Мария Прокофьевна, сухонькая, с вострыми, ясными глазами, в платке зеленым горошком, накинутом на плечи, сарафане, какие теперь можно увидеть лишь в низовых деревнях. За многие годы жизни научилась она понимать мужа. Не перечила и в этот раз, да и к чему, все равно не удержишь, а дома всего про запас наготовлено — и дров, и продуктов, и сенца. За водицей сходить, в ларек заглянуть и сама может, хотя еще и на молочной ферме работает. Возраст пенсионный, но когда просят, как откажешь. Да и прав Иван, какие они еще старики, лишь шестой десяток разменяли. А ему дома сидеть негоже. За женкин подол ее мужик особо никогда не держался, за что и любит его, может, по-своему, хотя и не принято у северянок говорить про любовь. Вместо «милый мой» они чаще говорят «жалость ты моя». И все ж не раз вырывалось у Прокофьевны в разговорах с соседками: «Чего уж там, с такими, как Иван, жизнь короткой покажется, сколько ни живи. Не то, что пальцем тронуть — плохого слова от него не слыхала».
К вечеру все, что нужно было для дороги, было уложено в мешки, а утром мы уже летели на МИ-6 к устью Грешной. Рыбак не отрывал глаз от иллюминатора. Тундра уже стала пестрой, как куропатка, на высоких местах тут и там чернели прогалины, а в низинах еще лежали нетронутые снега. С юга на север пролегала глубокая тракторная колея. Как детские игрушки, разложенные на чисто вымытом полу, виднелись чумы оленеводов.
— Тяжелая для них весна пала, — рассказывал мне Иван. — Приезжал свояк недавно, говорил, будто в совхозе комбината сотен оленей не досчитаются осенью. Многие гибли от бескормицы, другие отстали в пути, в лесах бродят — эти к осени нагуляют жирку, вернутся в стада, если «дикари» в свой гарем не загонят важенок. Гололед. Кто и чем не помогает олешкам, а проку мало. Наш олень такой — из рук человека еду не берет, ему подножный корм подавай, будь он даже в несколько раз хуже, чем душистое сено, мягкий хлеб или комбикорм. Вот ведь какое дело-то.
Все же до летних пастбищ бригады с грехом пополам добрались. Хозяйство крепкое, года два-три — и восполнят потери. Держаться надо. Шахтеру лишний кусок мяса никогда не помешает. Ты абурдать-то не научился? Мороженая оленина в городе фирменным блюдом стала. Сыновья приезжают, посмеиваются, мол, что ты, отец, нас фирменным блюдом не угощаешь, или не тундровик.
Сам Иван рано остался без отца и матери. Младшие в детских домах воспитывались. Разъехались после по разным сторонам и не соберешь. А он прирос к этой земле, да так оно и было — всем Мартюшевым одинаково близки три языка: коми, русский, ненецкий, на всех свободно говорят. Потому и свой человек Иван Мартюшев по всей тундре, потому и переходил часто из рыбаков в оленеводы, из оленеводов в кадровые охотники и обратно, пока не накопилось в доме ребятни и не осела семья в Адзьва-Воме. Теперь тоже выросли все, посвободней стало, и для себя пожить можно. А жить для себя в понятий Петровича — это не отказывать себе в желаниях тряхнуть стариной, как он любит повторять, молодым фору дать, чтоб носа не задирали.

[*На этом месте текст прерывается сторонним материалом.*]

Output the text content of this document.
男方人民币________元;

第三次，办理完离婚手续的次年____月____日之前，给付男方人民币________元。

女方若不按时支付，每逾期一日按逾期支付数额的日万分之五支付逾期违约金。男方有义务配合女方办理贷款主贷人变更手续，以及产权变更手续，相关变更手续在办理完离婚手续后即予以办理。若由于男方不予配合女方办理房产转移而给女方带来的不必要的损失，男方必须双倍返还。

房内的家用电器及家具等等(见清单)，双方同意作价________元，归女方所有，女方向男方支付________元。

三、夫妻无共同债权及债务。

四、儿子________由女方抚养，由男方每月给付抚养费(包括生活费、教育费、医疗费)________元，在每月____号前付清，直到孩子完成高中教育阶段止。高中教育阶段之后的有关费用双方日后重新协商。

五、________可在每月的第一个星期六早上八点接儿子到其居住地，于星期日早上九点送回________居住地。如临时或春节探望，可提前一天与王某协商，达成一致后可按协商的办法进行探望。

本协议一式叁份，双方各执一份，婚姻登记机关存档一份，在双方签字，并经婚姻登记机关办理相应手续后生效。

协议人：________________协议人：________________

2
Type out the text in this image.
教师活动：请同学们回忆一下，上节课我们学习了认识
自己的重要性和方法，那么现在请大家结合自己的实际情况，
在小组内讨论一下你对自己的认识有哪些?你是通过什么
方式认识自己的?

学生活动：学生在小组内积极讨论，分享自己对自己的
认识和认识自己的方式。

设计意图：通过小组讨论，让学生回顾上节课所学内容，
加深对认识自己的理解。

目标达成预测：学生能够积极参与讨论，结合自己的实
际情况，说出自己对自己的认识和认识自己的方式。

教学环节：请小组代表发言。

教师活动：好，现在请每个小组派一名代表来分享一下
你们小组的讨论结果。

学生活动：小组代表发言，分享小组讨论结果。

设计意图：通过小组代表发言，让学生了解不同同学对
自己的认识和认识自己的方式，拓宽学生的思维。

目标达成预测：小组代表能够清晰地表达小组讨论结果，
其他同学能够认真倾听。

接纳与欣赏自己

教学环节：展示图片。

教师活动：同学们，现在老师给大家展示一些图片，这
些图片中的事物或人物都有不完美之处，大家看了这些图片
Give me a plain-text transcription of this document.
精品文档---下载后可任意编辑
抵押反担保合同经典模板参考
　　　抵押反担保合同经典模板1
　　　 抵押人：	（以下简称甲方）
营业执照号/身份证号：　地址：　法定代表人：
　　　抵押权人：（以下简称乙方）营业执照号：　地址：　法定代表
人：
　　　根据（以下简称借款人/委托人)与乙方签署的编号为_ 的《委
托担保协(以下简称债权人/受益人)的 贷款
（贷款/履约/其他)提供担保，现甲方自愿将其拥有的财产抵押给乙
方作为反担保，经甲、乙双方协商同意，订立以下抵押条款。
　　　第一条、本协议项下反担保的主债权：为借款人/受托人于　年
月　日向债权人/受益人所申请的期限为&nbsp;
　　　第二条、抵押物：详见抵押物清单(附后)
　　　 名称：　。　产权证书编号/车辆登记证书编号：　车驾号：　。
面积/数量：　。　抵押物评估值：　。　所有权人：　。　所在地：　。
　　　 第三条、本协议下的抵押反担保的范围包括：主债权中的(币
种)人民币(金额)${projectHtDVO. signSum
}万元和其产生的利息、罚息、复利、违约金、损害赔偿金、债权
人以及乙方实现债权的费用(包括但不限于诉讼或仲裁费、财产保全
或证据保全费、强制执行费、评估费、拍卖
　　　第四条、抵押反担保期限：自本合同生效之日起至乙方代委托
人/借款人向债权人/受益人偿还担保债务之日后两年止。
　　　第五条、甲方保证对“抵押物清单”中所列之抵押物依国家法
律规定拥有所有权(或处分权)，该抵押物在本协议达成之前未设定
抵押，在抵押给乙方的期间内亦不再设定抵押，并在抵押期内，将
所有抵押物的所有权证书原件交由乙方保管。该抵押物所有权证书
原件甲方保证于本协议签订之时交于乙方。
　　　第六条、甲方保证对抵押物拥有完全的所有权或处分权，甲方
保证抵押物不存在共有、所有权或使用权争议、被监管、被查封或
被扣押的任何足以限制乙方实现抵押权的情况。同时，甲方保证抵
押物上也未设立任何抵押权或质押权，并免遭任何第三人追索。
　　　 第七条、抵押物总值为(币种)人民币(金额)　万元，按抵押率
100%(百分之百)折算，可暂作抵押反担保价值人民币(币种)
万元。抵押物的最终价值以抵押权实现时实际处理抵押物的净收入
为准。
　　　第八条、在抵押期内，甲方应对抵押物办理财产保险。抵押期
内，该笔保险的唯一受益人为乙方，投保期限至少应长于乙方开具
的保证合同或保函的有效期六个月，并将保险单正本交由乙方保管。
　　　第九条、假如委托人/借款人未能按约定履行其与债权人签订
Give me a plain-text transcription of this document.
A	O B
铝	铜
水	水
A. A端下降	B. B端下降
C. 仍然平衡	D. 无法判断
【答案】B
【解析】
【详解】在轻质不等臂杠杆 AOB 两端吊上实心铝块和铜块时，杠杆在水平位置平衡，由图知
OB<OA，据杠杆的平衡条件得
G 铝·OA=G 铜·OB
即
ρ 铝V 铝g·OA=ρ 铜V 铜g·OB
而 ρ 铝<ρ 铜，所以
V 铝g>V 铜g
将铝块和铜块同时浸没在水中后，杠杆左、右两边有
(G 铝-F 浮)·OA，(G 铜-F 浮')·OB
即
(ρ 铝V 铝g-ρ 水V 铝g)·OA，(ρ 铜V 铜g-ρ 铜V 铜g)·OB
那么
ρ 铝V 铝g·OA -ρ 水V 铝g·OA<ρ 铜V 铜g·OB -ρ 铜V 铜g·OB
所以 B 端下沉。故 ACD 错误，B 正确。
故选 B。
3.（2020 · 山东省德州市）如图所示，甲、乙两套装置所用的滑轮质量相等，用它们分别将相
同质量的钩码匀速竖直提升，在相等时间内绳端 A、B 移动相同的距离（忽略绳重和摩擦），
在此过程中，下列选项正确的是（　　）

Голая, холмистая равнина, покрытая местами чахлым кустарником, похожим с воздуха на паутинку, простиралась под нами. Вертолет подкидывало, мотало из стороны в сторону — давала знать о себе тяжелая подвязка. Где-то впереди лежала береговая черта, где-то справа, за горизонтом пролегала через тундру узкая железнодорожная колея на Воркуту, с веткой на Лабытнанги, как стрела указывающей путь на Урал.
— От Воркуты на Восток тоже дорогу строили. Бывал я там, — показывая рукой в сторону солнца, сказал Иван. — Сильные люди строили, да кому-то показалось в свое время: не нужна. Забросили. Размывают полотно ручьи да ветер. Теперь небось понадобится. Вон какие дела заварились. БАМ, как понимаю, только начало, восточное колено дороги, какой свет не видывал. Мы, стало быть, — западное, но когда еще очередь дойдет, на «ура» тут не возьмешь. Вначале тюменцы к нам придут, а отсюда на Индигу путь проляжет. Там уже, по слухам, морской порт закладывают. Давно о нем говорят.